Dementia prevalence is expected to more than double in the next three decades stressing numerous healthcare systems and caregivers across the globe. Alzheimer’s disease (AD), the most common form of dementia, is a multi-factorial neurodegenerative disease without a cure due to the incomplete understanding of its complex progression. Our aim is to report hypothesis generating data for targeted functional studies to understand the mechanisms underlying differential expression and post-translational modifications in AD using the 5x-FAD murine model. The bulk proteome, S-nitrosylated proteome, phosphoproteome, and acetylome were assessed by unbiased tandem mass spectrometry and label-free quantitative proteomics. Affinity purification assays were utilized to enrich samples to evaluate S-nitrosylated proteins. Western blots analysis was performed on specific protein targets of interest from the bulk proteome and S-nitrosylated proteome to validate proteomic results.
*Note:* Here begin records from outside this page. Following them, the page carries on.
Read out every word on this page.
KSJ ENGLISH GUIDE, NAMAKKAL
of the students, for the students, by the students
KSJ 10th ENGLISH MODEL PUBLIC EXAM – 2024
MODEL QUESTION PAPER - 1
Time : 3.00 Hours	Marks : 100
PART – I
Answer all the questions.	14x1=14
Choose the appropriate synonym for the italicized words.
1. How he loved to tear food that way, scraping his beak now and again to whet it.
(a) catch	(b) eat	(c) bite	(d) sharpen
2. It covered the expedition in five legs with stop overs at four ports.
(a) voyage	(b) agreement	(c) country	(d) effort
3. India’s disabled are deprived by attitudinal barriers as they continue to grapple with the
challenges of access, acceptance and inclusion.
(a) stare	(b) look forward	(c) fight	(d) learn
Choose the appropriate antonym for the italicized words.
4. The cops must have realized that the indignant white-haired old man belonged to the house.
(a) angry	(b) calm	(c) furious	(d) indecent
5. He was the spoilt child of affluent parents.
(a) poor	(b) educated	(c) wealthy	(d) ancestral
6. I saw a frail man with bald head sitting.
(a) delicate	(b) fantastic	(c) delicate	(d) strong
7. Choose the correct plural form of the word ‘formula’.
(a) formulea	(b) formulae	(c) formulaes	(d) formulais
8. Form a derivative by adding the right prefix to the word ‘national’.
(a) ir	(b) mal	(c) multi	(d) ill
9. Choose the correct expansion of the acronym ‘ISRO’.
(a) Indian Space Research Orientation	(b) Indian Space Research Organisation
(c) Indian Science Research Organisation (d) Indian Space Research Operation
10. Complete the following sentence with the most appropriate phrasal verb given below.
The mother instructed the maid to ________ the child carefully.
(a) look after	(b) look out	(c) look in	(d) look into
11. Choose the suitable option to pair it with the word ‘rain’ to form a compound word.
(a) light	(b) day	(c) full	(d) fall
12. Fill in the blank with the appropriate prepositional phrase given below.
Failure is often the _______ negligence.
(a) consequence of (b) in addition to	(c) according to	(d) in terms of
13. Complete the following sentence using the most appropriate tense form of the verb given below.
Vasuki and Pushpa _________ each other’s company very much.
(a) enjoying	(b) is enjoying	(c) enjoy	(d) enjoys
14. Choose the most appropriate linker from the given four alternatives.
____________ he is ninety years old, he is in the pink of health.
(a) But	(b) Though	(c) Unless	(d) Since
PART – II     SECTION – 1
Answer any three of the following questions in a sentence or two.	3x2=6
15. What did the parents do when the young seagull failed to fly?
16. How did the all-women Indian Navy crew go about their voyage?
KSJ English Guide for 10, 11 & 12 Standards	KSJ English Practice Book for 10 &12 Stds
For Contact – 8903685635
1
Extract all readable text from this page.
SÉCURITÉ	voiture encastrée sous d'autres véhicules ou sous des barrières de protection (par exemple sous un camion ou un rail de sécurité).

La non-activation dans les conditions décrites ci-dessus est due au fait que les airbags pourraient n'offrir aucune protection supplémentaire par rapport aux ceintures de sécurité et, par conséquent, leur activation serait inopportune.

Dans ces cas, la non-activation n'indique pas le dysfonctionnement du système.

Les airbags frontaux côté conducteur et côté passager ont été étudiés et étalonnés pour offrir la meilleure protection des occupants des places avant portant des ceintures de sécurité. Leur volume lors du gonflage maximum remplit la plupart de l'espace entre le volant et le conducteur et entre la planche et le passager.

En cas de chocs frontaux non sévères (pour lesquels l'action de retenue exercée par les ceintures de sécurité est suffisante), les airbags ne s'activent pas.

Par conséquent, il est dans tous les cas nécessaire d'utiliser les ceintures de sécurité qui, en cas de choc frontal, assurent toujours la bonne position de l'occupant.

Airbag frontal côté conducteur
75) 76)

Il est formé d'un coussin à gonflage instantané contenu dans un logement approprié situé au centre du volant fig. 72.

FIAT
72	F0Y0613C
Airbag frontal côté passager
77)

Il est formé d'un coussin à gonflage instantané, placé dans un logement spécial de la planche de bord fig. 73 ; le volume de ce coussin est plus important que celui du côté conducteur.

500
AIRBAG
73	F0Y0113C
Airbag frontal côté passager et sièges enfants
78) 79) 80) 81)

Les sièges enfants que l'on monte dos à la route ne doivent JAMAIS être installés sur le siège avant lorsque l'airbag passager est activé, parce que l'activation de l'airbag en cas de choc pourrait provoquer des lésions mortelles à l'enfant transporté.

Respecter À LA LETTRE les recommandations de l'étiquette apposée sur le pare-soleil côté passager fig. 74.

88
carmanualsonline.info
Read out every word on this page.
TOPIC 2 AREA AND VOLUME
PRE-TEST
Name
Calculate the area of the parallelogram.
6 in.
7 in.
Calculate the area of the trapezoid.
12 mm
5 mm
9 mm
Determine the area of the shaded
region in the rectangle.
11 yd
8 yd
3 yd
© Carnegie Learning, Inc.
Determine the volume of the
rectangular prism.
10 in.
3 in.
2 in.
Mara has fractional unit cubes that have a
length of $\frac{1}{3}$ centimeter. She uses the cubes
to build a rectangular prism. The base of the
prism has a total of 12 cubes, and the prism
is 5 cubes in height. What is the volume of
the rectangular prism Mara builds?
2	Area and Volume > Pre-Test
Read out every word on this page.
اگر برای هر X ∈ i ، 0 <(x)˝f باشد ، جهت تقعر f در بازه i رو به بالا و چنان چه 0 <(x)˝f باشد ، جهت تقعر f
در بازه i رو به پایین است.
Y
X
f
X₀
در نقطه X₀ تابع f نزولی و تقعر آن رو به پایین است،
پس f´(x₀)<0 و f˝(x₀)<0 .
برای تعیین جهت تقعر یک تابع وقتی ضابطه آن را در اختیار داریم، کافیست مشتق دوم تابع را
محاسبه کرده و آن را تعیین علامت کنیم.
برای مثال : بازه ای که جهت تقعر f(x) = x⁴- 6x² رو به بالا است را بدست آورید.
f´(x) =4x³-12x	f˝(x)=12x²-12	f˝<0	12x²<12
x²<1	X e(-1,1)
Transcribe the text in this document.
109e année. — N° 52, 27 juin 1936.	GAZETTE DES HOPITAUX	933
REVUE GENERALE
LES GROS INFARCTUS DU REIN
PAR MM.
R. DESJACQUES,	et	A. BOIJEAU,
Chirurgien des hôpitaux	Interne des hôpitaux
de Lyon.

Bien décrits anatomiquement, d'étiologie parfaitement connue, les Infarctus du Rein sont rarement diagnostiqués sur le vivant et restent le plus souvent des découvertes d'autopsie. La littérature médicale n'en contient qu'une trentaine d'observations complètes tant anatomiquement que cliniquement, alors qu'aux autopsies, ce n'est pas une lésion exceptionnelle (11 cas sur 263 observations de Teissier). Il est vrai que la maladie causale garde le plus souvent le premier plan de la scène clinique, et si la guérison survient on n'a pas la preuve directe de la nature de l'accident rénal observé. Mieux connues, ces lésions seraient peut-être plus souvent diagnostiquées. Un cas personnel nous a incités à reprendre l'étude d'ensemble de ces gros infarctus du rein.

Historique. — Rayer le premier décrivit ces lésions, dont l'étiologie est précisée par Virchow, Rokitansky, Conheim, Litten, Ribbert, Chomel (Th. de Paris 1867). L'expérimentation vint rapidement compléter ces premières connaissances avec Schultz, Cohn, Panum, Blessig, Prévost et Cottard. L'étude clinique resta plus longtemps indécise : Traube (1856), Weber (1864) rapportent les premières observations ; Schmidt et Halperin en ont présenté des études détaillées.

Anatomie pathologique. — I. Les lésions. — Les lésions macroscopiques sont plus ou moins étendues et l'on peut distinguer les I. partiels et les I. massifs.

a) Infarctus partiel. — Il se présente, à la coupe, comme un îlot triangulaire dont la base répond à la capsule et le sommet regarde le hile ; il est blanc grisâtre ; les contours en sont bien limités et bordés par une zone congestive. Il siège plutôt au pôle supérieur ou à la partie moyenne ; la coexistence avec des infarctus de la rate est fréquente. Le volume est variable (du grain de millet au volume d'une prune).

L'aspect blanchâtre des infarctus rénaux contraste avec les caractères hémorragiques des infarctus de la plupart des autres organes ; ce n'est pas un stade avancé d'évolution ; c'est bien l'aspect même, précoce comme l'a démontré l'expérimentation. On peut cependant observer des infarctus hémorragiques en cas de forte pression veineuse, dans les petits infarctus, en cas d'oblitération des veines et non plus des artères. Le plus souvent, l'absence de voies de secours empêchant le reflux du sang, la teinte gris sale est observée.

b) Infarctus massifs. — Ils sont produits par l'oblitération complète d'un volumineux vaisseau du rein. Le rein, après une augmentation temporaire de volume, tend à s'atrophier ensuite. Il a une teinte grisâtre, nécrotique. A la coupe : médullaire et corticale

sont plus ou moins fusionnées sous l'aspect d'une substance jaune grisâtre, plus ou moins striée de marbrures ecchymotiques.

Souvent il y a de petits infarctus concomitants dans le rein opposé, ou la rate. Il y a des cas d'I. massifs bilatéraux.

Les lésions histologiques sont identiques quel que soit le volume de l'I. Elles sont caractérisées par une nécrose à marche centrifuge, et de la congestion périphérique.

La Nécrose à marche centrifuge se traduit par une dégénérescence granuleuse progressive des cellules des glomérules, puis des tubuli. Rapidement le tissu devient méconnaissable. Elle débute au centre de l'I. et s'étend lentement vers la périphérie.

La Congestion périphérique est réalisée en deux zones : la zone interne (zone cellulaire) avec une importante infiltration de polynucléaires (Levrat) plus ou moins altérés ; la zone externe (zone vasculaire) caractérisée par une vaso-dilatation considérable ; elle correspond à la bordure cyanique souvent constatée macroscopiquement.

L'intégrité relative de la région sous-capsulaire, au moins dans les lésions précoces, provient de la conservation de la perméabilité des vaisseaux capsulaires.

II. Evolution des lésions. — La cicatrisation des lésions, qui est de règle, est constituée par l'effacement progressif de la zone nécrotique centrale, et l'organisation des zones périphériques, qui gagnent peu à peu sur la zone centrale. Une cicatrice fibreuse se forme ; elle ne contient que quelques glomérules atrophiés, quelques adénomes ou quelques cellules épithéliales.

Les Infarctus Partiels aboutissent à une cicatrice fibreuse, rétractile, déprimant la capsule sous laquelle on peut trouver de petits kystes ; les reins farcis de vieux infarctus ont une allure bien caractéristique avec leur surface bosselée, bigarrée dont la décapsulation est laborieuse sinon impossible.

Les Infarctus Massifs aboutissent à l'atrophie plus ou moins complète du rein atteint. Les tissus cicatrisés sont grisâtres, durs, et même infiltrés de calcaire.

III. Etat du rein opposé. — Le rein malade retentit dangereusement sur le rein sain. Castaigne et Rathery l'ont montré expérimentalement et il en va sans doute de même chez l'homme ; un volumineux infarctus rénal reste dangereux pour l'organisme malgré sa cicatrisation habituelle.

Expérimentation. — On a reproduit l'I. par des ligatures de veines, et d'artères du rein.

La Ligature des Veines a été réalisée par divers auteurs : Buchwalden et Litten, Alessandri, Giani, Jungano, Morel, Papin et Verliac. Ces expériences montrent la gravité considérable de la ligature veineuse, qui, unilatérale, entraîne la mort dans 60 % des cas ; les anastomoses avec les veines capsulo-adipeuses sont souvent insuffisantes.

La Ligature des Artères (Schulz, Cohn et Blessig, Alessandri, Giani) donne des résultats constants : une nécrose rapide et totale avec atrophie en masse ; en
We observed 426 proteins with differential expression patterns across the whole proteome and 225 proteins with alterations in S-nitrosylation in 6-monthold female 5x-FAD mice. Additionally, 161 phosphopeptides and 23 acetylated peptides were found to be significantly different compared to wild-type (WT) littermates. Gene ontology (GO) analysis implicated enrichment of glutamateric signaling, oxidoreudctase activity, and cytoskeletal proteins, supporting current AD literature, while also elucidating the novel targeting that post translational modifications could have on the electron transport chain, transcription, and histone and mitochondrial acetylation. We further show primary validation of increased glial fibrillary acidic protein expression patterns, known to occur in AD patients, and revealed a conserved decrease in S-nitrosylation of myelin proteolipid protein. However, myelin-associated oligodendrocyte basic protein quantification did not allow for conclusive inferences to an under investigated aspect of AD. These proteomic data concur with well-documented protein changes, post-translational modifications, and enriched signaling pathways found in humans living with AD and animal models of the disease, linking specific proteins involved with cytoskeletal organization, mitochondrial ATP genesis, ion homeostasis, transcription, translation, and myelin sheath maintenance contributing to the multifactorial nature of AD.